Sandy Denny - "You Never Wanted Me"

Denny brought a more plaintive, less pop-oriented intensity to the group with her wide vocal register and open-ended songwriting style. Under Denny’s leadership, they became less focused on ape-ing American folk acts, and instead carved out a signature appreciation for British traditional songs and the negative space between notes.

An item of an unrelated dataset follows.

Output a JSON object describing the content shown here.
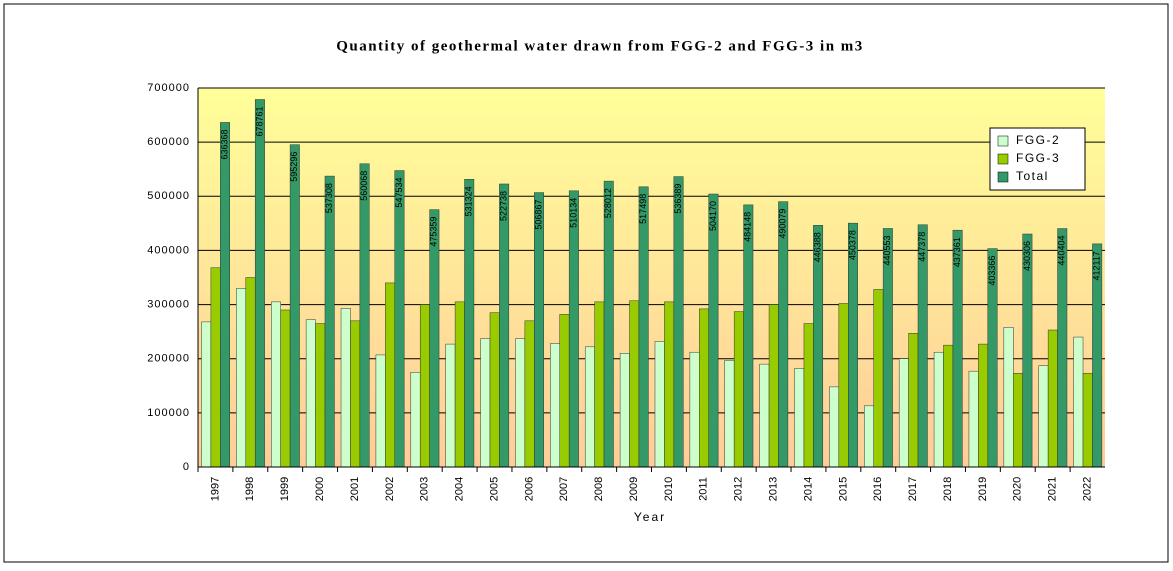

The Denny-penned original “Fotheringay,” which opens Fairport’s second album, What We Did on Our Holidays, is the shaky and incongruous LP’s saving grace, a mystical meditation on isolation and death, inspired by the story of Mary, Queen of Scots.

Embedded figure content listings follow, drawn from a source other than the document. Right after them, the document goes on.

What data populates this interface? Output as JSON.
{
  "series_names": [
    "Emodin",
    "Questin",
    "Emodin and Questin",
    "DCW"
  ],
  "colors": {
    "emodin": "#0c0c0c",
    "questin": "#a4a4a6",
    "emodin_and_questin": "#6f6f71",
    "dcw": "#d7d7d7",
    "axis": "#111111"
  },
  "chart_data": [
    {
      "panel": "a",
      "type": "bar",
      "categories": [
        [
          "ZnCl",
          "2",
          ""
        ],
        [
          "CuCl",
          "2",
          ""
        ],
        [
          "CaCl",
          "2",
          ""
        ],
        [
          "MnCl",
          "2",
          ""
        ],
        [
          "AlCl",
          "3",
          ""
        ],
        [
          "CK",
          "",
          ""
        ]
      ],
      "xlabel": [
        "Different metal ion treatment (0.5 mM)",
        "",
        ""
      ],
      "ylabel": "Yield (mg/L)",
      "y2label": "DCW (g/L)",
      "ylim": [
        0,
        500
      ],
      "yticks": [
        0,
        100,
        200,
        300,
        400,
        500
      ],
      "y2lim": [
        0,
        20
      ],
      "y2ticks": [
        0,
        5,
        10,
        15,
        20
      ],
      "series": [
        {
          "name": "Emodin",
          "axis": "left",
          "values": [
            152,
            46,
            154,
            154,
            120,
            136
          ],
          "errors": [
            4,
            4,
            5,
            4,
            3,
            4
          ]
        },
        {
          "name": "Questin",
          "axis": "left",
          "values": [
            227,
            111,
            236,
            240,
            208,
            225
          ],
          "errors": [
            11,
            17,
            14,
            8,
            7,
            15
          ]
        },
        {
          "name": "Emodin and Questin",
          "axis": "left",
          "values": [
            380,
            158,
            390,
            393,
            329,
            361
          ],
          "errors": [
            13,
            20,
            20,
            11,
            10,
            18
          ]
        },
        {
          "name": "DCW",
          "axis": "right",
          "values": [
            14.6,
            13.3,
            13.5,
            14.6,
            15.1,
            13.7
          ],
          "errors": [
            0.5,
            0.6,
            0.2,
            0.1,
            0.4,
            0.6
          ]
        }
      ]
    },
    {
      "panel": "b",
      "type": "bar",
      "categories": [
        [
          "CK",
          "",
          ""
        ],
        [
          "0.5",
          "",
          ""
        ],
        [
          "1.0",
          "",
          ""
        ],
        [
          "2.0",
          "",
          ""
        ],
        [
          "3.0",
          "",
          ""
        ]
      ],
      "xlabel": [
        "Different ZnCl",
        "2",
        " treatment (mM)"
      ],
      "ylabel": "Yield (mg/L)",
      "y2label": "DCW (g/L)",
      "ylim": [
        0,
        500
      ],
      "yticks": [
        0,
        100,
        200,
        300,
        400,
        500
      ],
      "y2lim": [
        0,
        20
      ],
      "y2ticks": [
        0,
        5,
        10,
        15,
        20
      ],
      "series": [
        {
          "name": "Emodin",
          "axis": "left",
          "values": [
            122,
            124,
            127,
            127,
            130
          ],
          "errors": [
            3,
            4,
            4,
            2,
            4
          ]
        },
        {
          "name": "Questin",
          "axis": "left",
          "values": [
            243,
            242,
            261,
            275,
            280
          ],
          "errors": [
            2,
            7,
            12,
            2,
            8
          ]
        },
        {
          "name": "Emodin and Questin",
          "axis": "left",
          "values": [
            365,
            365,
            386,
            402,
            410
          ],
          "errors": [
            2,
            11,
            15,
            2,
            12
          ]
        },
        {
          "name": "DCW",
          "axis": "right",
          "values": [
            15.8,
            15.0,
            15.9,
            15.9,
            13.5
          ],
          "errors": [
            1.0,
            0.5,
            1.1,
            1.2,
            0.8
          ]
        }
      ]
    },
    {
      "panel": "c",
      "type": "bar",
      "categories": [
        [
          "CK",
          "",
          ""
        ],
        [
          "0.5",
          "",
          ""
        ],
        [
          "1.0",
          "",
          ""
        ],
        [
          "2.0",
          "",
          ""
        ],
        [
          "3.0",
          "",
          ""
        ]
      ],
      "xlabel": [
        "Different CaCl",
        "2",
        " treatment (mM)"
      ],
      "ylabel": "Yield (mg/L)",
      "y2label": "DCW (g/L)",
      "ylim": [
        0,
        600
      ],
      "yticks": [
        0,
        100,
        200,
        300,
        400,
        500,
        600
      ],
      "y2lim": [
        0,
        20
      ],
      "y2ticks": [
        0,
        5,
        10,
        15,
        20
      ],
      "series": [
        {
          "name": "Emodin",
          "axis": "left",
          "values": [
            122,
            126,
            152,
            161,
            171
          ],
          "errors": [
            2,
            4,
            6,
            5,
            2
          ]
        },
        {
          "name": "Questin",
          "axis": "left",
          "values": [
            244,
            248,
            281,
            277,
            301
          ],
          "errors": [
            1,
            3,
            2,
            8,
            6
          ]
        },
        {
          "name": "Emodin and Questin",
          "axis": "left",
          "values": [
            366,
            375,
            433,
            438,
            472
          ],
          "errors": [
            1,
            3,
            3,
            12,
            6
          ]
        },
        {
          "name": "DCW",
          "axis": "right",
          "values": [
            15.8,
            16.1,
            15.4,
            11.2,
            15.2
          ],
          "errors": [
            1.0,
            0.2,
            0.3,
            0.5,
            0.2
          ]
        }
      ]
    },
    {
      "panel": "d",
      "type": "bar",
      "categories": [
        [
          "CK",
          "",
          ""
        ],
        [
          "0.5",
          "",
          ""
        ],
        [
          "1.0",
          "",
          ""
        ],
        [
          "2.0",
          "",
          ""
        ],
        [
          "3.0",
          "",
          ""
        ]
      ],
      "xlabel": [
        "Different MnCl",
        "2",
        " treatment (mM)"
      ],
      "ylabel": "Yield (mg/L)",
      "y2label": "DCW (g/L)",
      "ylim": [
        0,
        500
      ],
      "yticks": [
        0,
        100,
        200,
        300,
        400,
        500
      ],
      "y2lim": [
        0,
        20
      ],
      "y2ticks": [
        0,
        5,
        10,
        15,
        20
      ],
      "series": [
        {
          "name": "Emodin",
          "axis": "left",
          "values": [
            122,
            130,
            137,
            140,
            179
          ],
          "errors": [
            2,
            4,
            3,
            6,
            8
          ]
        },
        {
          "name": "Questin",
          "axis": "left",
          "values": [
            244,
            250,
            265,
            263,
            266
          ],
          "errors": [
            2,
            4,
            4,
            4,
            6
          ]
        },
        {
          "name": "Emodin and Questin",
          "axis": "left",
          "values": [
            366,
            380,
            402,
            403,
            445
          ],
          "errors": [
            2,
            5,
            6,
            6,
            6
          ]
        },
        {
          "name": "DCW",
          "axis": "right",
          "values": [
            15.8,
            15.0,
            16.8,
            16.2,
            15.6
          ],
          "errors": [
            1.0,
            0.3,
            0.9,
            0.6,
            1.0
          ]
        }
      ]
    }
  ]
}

The cover of her second album with the group, Unhalfbricking, released in 1969, features a portrait of Denny’s parents, Neil and Edna, standing outside their family home in Wimbledon—the band barely visible in the background. Though the Unhalfbricking version of “Who Knows…” is notable, and prompted a slew of covers, its full band noodling and subdued vocals temper its fire, making it more pleasant than powerful. Denny stayed on with Fairport through the recording of the heralded album Liege & Lief, their first record comprised mostly of adapted British and Celtic traditional songs, with Denny’s profound delivery front and center. Today, it’s considered the most important record in the British folk-rock movement, a beacon of modernity inspired by antiquity.

Conjecture about Denny’s departure from Fairport Convention abounds to this day. Some cite a new relationship with Australian folk musician Trevor Lucas—others, her increasing thirst for alcohol. Regardless, Denny left the band shortly after the release of their most prestigious album, as unceremoniously as her audition in a humble folk music dive.

Fairport Convention - "Who Knows Where The Time Goes?"

Her short-lived collaboration with Lucas, also called Fotheringay, was unremarkable, and Denny soon embarked upon a solo career that yielded mixed results. As magnetic a performer as she was, her personal insecurities and alliance to folk music traditions muddied a clear path to crossover audiences. She wasn’t a pop singer.

Her 1971 solo debut for Island Records, The North Star Grassman and the Ravens, is no clearer testament to that. An album comprised of mostly Denny-written songs, the only time it veers off course is when she covers others—Dylan’s “Down in the Flood” and Charles Robins’ “Let’s Jump The Broomstick.” Of the album’s 11 original songs, eight are phenomenal. The title track, a core-rattler. It leaves one to wonder what Denny might have been capable of earlier, if empowered to write and record more originals by her peers in The Strawbs and Fairport Convention.

Her single album with The Strawbs, All Our Own Work, finally saw a release in 1973 via the Hallmark label, a nascent subsidiary of Pickwick International. For the first time, folk-rock fans heard Denny’s masterpiece, “Who Knows Where the Time Goes?,” in its purest and most arresting form. Though Denny would die five years later due to a brain hemorrhage, her compositions on the passing of time, loss, love, and tradition, and her unparalleled voice, live on.